Materialise an inbound tensor SlotFill into this backend’s native tensor representation.

The framework has already (a) capped bytes.len() against the envelope’s EnvelopeCaps::max_per_fill_bytes, (b) charged the length against NodeConfig::ingress_byte_budget, and (c) moved ownership of the wire bytes into this call. The backend may adopt the Vec<u8> directly (zero-copy via ArrayD::from_shape_vec when alignment permits), pull a buffer from a pool and copy in, or allocate fresh. The framework will not touch bytes after this call returns.

The default delegates to the global wire-decoder registry: it looks up the decoder for type_hash, runs it on the bytes, then downcasts the resulting boxed SlotValue to Self::Tensor via the registry’s Box<dyn Any> repackaging. Backends that have not implemented tensor pooling continue to work through this path; backends that override pay the registry hop only at override time.

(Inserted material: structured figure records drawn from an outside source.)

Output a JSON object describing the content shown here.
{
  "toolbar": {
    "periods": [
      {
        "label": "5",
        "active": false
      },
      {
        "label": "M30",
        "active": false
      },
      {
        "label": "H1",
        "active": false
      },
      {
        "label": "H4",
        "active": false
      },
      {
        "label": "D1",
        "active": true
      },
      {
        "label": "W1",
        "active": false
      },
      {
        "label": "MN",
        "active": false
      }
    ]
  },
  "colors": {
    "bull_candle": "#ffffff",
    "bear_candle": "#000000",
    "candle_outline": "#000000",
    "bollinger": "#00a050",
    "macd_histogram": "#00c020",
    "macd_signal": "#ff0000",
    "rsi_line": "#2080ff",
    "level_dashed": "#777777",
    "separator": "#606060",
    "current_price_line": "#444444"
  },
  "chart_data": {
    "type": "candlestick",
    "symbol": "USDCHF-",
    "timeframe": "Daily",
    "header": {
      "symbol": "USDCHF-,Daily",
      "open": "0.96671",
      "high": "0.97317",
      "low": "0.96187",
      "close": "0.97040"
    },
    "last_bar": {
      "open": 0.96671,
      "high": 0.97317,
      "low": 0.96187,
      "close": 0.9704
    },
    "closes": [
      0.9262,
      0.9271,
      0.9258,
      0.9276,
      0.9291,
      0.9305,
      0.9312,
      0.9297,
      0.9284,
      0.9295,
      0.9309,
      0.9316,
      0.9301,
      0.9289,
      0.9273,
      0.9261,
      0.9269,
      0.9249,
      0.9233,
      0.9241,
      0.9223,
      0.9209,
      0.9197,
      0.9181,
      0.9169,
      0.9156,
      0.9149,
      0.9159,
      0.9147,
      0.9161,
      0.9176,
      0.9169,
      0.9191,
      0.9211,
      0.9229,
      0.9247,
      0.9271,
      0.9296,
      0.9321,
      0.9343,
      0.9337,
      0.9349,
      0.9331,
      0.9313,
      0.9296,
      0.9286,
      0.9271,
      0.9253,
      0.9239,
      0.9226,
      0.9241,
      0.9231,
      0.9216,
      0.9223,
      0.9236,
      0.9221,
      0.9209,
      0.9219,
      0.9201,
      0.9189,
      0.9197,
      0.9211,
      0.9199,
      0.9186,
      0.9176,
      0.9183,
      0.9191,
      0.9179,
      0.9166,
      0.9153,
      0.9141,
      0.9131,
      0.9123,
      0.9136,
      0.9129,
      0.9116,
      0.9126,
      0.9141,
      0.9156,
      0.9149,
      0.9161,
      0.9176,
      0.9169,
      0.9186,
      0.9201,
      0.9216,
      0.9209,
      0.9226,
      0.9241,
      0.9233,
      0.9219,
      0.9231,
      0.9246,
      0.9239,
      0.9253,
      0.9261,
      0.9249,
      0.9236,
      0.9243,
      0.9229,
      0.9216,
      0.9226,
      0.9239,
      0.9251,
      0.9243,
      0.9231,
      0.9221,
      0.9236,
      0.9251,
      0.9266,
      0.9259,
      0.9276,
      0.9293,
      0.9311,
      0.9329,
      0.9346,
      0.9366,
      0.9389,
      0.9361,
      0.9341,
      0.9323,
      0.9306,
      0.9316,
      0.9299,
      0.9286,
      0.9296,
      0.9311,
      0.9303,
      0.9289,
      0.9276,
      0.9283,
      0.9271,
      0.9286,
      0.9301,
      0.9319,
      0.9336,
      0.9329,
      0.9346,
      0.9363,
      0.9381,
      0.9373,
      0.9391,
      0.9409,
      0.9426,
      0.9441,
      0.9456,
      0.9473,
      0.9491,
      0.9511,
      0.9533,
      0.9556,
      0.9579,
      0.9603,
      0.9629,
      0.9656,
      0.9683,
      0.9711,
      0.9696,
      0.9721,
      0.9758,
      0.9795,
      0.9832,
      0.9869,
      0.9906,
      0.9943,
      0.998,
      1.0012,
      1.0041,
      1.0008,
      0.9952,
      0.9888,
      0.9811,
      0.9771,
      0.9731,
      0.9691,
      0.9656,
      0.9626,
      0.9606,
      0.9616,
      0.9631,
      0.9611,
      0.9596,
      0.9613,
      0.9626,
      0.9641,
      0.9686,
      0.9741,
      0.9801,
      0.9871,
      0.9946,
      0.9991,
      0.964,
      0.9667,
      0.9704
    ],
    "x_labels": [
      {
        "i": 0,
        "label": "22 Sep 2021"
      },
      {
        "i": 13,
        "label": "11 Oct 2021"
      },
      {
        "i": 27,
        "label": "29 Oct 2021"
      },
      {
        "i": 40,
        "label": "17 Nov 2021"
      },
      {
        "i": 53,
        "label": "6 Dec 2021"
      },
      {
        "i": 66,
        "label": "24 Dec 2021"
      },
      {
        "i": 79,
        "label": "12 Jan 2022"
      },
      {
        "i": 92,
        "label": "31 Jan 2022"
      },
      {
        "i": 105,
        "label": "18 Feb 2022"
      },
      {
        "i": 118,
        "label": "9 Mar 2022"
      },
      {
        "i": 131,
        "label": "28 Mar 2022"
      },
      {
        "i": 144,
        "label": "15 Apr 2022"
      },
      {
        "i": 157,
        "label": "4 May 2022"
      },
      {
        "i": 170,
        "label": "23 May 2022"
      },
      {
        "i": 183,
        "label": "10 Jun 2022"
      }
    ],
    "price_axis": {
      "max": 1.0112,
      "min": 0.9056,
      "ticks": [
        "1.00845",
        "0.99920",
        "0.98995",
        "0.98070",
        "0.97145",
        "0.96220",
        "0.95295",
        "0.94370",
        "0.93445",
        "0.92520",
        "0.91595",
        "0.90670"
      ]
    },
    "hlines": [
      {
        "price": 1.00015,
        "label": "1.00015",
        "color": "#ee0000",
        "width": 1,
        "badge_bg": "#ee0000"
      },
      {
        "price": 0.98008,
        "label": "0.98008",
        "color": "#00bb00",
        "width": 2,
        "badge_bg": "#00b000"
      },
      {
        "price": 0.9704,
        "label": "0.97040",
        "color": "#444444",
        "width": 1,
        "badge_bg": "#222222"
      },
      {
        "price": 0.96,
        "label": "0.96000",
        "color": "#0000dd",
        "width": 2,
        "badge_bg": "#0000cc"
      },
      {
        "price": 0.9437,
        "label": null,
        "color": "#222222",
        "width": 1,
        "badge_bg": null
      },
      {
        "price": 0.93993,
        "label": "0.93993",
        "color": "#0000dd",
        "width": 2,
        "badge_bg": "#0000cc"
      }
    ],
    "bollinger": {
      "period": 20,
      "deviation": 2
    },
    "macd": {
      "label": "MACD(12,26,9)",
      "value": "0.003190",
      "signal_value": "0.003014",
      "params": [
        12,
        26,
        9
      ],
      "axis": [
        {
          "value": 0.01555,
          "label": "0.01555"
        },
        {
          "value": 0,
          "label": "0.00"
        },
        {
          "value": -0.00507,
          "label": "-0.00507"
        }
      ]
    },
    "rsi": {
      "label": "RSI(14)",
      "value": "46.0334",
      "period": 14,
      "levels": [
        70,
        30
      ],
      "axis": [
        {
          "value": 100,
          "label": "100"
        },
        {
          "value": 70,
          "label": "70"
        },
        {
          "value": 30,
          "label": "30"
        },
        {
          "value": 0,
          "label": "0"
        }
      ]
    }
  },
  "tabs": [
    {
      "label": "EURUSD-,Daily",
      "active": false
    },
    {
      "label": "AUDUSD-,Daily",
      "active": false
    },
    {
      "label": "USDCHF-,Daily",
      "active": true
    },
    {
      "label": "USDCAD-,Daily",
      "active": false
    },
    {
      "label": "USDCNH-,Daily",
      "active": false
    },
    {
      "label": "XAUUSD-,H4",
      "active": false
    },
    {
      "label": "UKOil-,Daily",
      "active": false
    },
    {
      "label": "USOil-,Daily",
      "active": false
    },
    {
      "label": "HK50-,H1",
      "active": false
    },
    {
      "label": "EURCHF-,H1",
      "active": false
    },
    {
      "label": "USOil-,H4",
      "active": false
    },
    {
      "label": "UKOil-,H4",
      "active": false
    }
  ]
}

On Err, the engine drops the fill, releases the byte charge, and emits WireReceiveError { kind: BackendMaterializeFailed }.

Ownership note: bytes: Vec<u8> by value (not &[u8] or Cow). This is the framework→backend handoff, NOT an external boundary — the backend lives inside the framework ecosystem and plays by the runtime contract. Principle 1a (ephemeral borrowed slices at external boundaries) does not apply here: the framework copied or owned the bytes already, and a backend that wants to adopt them (zero-copy) needs ownership.

Dyn Compatibility§

This trait is dyn compatible.

In older versions of Rust, dyn compatibility was called "object safety".

Implementors§

Source§

impl Backend for CpuBackend

bb::Backend Contract impl. Overrides execute to run through graph_walker::execute_graph rather than the default per-op walker.